Starting with just a tiny snippet of someone’s voice — a few seconds of saying “Ahhhh” — the company matches recipients with a “donor voice” — in Levine’s case, maybe a relative — and then blends the two together. The result is a sound file that can be plugged into any text-to-speech device.
“I have two sisters, one of whom has a lisp like I have, which I had before I had ALS. The other one, we all have this stuffiness to our speech,” said Levine, 45, the manager of Sullivan County, New Hampshire. “It never occurred to me that I could use their voices, adapt it to me, and then be able to use that.”
Company founder and CEO Rupal Patel is a speech technology professor on leave from Northeastern University. Her research found that people with severe communication disorders preserve the ability to control aspects of their voices, such as pitch and loudness. Those characteristics — what Patel calls the “melody of speech” — are also important for speaker identity, she said.
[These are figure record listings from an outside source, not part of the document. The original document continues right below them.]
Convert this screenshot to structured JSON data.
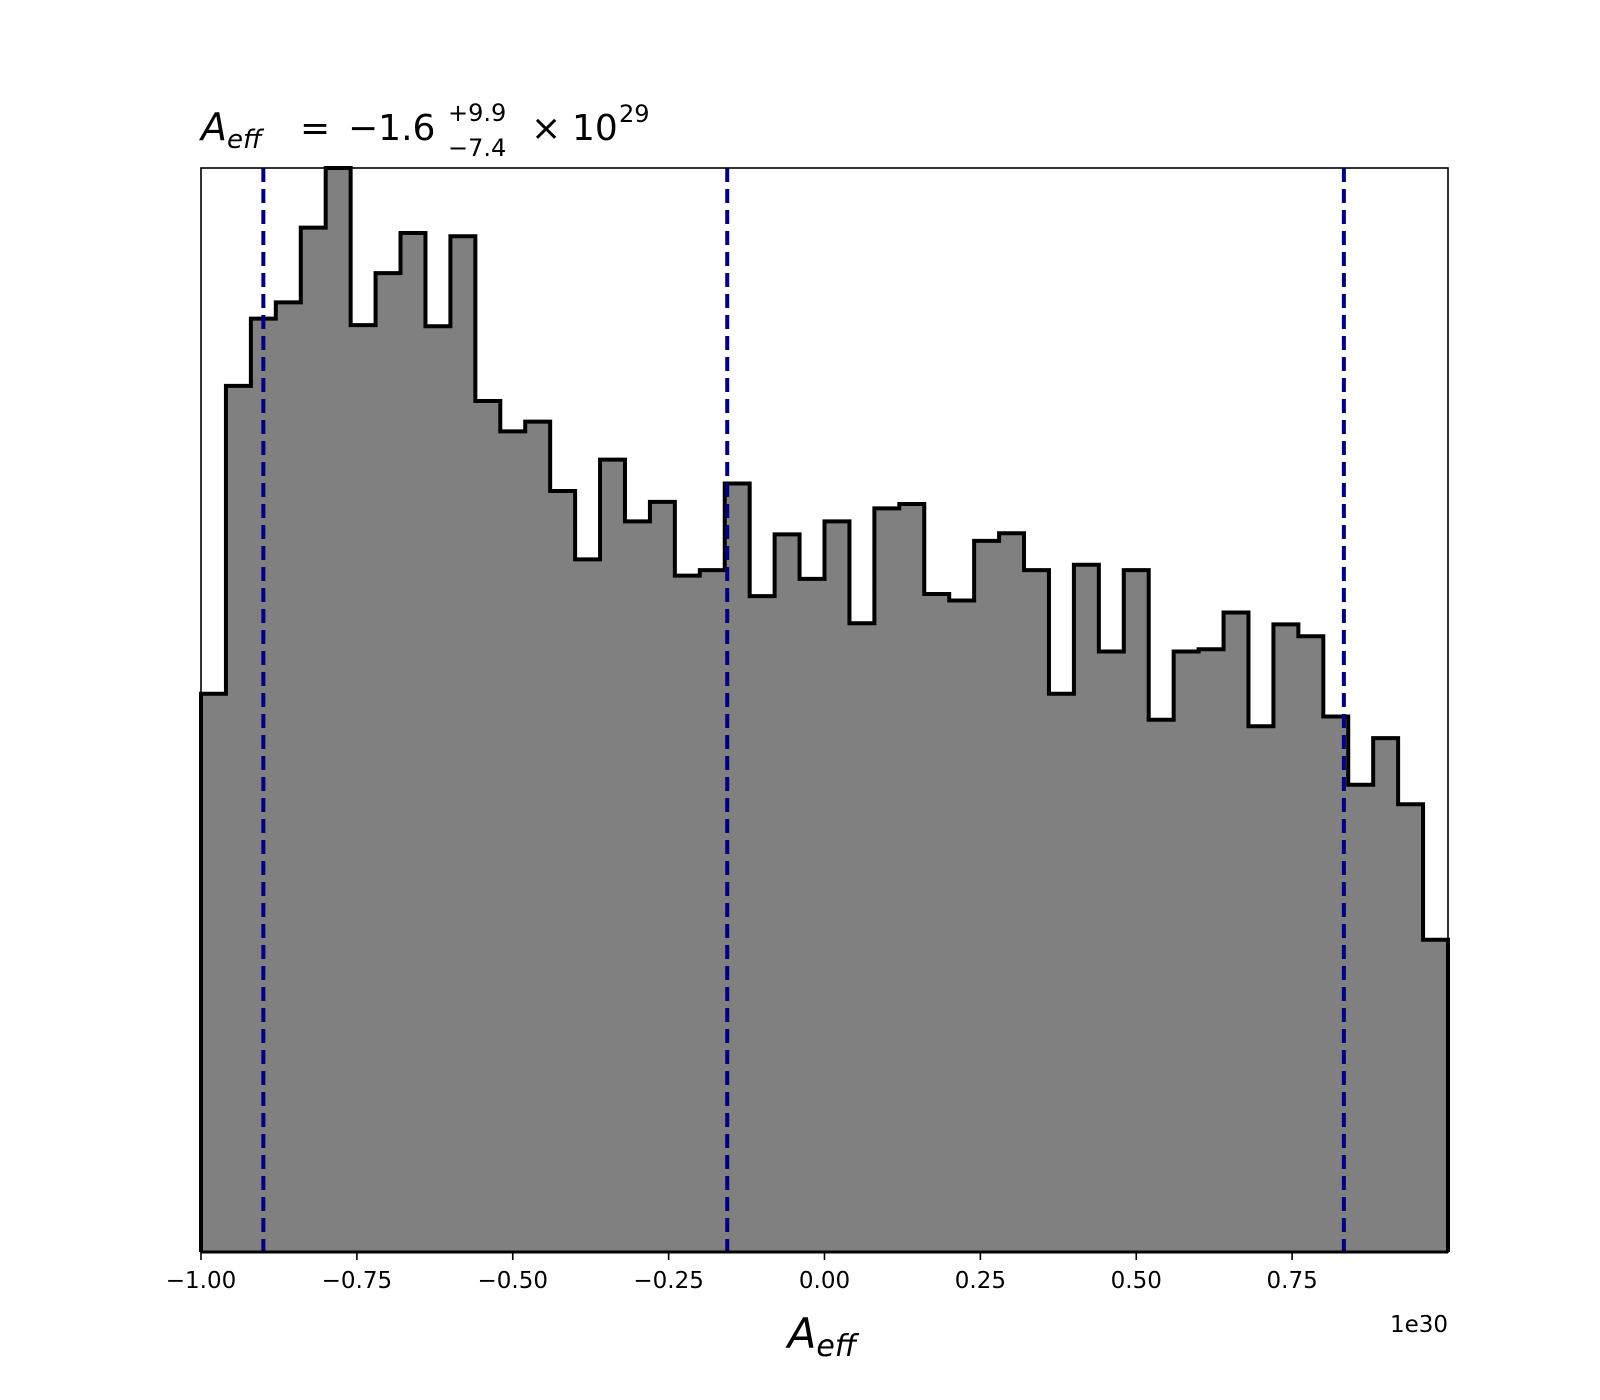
{
  "chart_data": {
    "type": "histogram",
    "title": {
      "symbol": "A",
      "symbol_sub": "eff",
      "equals": "=",
      "median": "−1.6",
      "plus": "+9.9",
      "minus": "−7.4",
      "times": "×",
      "base": "10",
      "exponent": "29"
    },
    "xlabel": {
      "symbol": "A",
      "sub": "eff"
    },
    "x_offset_label": "1e30",
    "xlim": [
      -1.0,
      1.0
    ],
    "ylim": [
      0,
      1.0
    ],
    "x_ticks": [
      -1.0,
      -0.75,
      -0.5,
      -0.25,
      0.0,
      0.25,
      0.5,
      0.75
    ],
    "x_tick_labels": [
      "−1.00",
      "−0.75",
      "−0.50",
      "−0.25",
      "0.00",
      "0.25",
      "0.50",
      "0.75"
    ],
    "bin_edges": [
      -1.0,
      -0.96,
      -0.92,
      -0.88,
      -0.84,
      -0.8,
      -0.76,
      -0.72,
      -0.68,
      -0.64,
      -0.6,
      -0.56,
      -0.52,
      -0.48,
      -0.44,
      -0.4,
      -0.36,
      -0.32,
      -0.28,
      -0.24,
      -0.2,
      -0.16,
      -0.12,
      -0.08,
      -0.04,
      0.0,
      0.04,
      0.08,
      0.12,
      0.16,
      0.2,
      0.24,
      0.28,
      0.32,
      0.36,
      0.4,
      0.44,
      0.48,
      0.52,
      0.56,
      0.6,
      0.64,
      0.68,
      0.72,
      0.76,
      0.8,
      0.84,
      0.88,
      0.92,
      0.96,
      1.0
    ],
    "counts": [
      0.515,
      0.799,
      0.861,
      0.876,
      0.945,
      1.0,
      0.855,
      0.903,
      0.94,
      0.854,
      0.937,
      0.785,
      0.757,
      0.766,
      0.702,
      0.639,
      0.731,
      0.674,
      0.692,
      0.624,
      0.629,
      0.709,
      0.605,
      0.662,
      0.621,
      0.674,
      0.58,
      0.686,
      0.69,
      0.607,
      0.601,
      0.656,
      0.663,
      0.629,
      0.515,
      0.634,
      0.554,
      0.629,
      0.491,
      0.554,
      0.556,
      0.59,
      0.485,
      0.579,
      0.568,
      0.494,
      0.431,
      0.474,
      0.413,
      0.288
    ],
    "quantile_lines": [
      -0.9,
      -0.156,
      0.833
    ],
    "colors": {
      "fill": "#808080",
      "edge": "#000000",
      "quantile": "#000080"
    }
  }
}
“There is a level of empowerment that comes with having the freedom to be able to communicate in your own voice, and that’s such an important thing, which I think has been overlooked,” Patel said.
No one would give a young girl a prosthetic leg meant for a grown man, she said, and voices should be no different.
The company delivered its first seven voices late last year and is working on about seven dozen more, which will cost $1,249 each. More than 14,000 people worldwide have donated their voices so far in a process that involves about six hours and 3,500 sentences read aloud.
One of the first recipients was 17-year-old Delaney Supple, of Needham, Massachusetts, who was born with cerebral palsy. She had been using a generic computerized voice but didn’t like it much; she makes a gagging gesture when her mother mentions it.
Some voice devices are controlled by eye movement or head movement. Delaney Supple types out her words on a tablet touch screen and then taps it to play them back.
Delaney likes her new voice. So does her mother, Erica Supple, who said it’s a much better fit.
“I love listening to it,” she said, “and it’s funny because when I first heard it … it sounded a little bit like her brother’s voice when he was younger.”